It can be done.
The activation function of a neuron does not have to be monotonic. The activation that Rahul suggested can be implemented via a continuously differentiable function, for example $ f(s) = exp(-k(1-s)^2) $ which has a nice derivative $f'(s) = 2k~(1-s)f(s)$. Here, $s=w_0~x_0+w_1~x_1$. Therefore, standard gradient-based learning algorithms are applicable.
The neuron's error is $ E = \frac{1}{2}(v-v_d)^2$,
where $v_d$ - desired output, $v$ - actual output. The weights $w_i, ~i=0,1$ are initialized randomly and then updated during training as follows
$$w_i \to w_i - \alpha\frac{\partial E}{\partial w_i}$$
where $\alpha$ is a learning rate. We have
$$\frac{\partial E}{\partial w_i} = (v-v_d)\frac{\partial v}{\partial w_i}=(f(s)-v_d)~\frac{\partial f}{\partial s}\frac{\partial s}{\partial w_i}=2k~(f(s)-v_d)(1-s)f(s)~x_i$$
Let's test it in Python.
import numpy as np
import matplotlib.pyplot as plt
For training, I take a few points randomly scattered around $[0, 0]$, $[0, 1]$, $[1, 0]$, and $[1, 1]$.
n = 10
sd = [0.05, 0.05]
x00 = np.random.normal(loc=[0, 0], scale=sd, size=(n,2))
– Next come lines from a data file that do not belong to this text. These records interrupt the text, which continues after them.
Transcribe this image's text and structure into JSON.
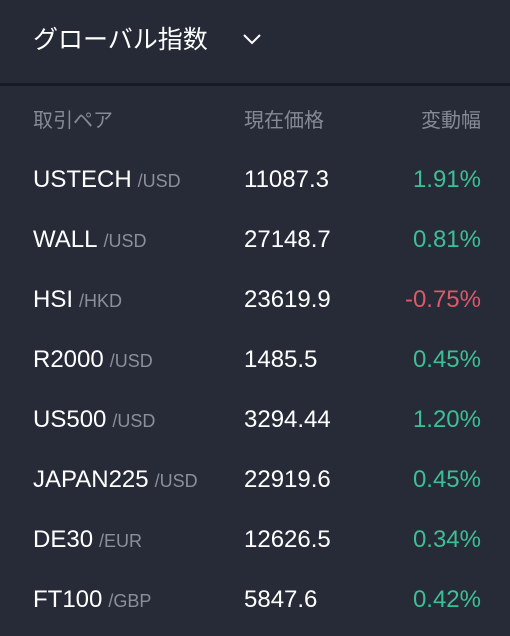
{
  "header": {
    "title": "グローバル指数"
  },
  "table": {
    "columns": [
      "取引ペア",
      "現在価格",
      "変動幅"
    ],
    "colors": {
      "up": "#3dbf95",
      "down": "#e0566a"
    },
    "rows": [
      {
        "symbol": "USTECH",
        "quote": "/USD",
        "price": "11087.3",
        "change": "1.91%"
      },
      {
        "symbol": "WALL",
        "quote": "/USD",
        "price": "27148.7",
        "change": "0.81%"
      },
      {
        "symbol": "HSI",
        "quote": "/HKD",
        "price": "23619.9",
        "change": "-0.75%"
      },
      {
        "symbol": "R2000",
        "quote": "/USD",
        "price": "1485.5",
        "change": "0.45%"
      },
      {
        "symbol": "US500",
        "quote": "/USD",
        "price": "3294.44",
        "change": "1.20%"
      },
      {
        "symbol": "JAPAN225",
        "quote": "/USD",
        "price": "22919.6",
        "change": "0.45%"
      },
      {
        "symbol": "DE30",
        "quote": "/EUR",
        "price": "12626.5",
        "change": "0.34%"
      },
      {
        "symbol": "FT100",
        "quote": "/GBP",
        "price": "5847.6",
        "change": "0.42%"
      }
    ]
  }
}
x01 = np.random.normal(loc=[0, 1], scale=sd, size=(n,2))
x10 = np.random.normal(loc=[1, 0], scale=sd, size=(n,2))
x11 = np.random.normal(loc=[1, 1], scale=sd, size=(n,2))
x = np.vstack((x00,x01,x10,x11))
y = np.vstack((np.zeros((x00.shape[0],1)),
np.ones((x01.shape[0],1)),
np.ones((x10.shape[0],1)),
np.zeros((x11.shape[0],1)))).ravel()
ind = np.arange(len(y))
np.random.shuffle(ind)
x = x[ind]
y = y[ind]
N = len(y)
plt.scatter(*x00.T, label='00')
plt.scatter(*x01.T, label='01')
plt.scatter(*x10.T, label='10')
plt.scatter(*x11.T, label='11')
plt.legend()
plt.show()

Activation function:
k = 10
def f(s):
return np.exp(-k*(s-1)**2)
Initialize the weights, and train the network:
w = np.random.uniform(low=0.25, high=1.75, size=(2))
print("Initial w:", w)
rate = 0.01
n_epochs = 20
error = []
for _ in range(n_epochs):
err = 0
for i in range(N):
s = np.dot(x[i],w)
w -= rate * 2 * k * (f(s) - y[i]) * (1-s) * f(s) * x[i]
err += 0.5*(f(s) - y[i])**2
err /= N
error.append(err)
print('Final w:', w)
The weights have indeed converged to $w_0=1,~w_1=1$:
Initial w: [1.5915165 0.27594833]
Final w: [1.03561356 0.96695205]
The training error is decreasing:
plt.scatter(np.arange(n_epochs), error)
plt.grid()
plt.xticks(np.arange(0, n_epochs, step=1))
plt.show()

Let's test it. I create a testing set in the same way as the training set. My test data are different from my training data because I didn't fix the seed.
x00 = np.random.normal(loc=[0, 0], scale=sd, size=(n,2))
x01 = np.random.normal(loc=[0, 1], scale=sd, size=(n,2))
x10 = np.random.normal(loc=[1, 0], scale=sd, size=(n,2))
x11 = np.random.normal(loc=[1, 1], scale=sd, size=(n,2))
x_test = np.vstack((x00,x01,x10,x11))
y_test = np.vstack((np.zeros((x00.shape[0],1)),
np.ones((x01.shape[0],1)),
np.ones((x10.shape[0],1)),
np.zeros((x11.shape[0],1)))).ravel()
I calculate the root mean squared error, and the coefficient of determination (R^2 score):
def fwd(x,w):
return f(np.dot(x,w))
RMSE = 0
for i in range(N):
RMSE += (fwd(x_test[i],w) - y_test[i])**2
RMSE = np.sqrt(RMSE/N)
print("RMSE", RMSE)
ybar = np.mean(y)
S = 0
D = 0
for i in range(N):
S += (fwd(x_test[i],w) - y_test[i])**2
D += (fwd(x_test[i],w) - ybar)**2
r2_score = 1 - S/D
print("r2_score", r2_score)
Result:
RMSE 0.09199468888373698
r2_score 0.9613632278609362
... or I am doing something wrong? Please tell me.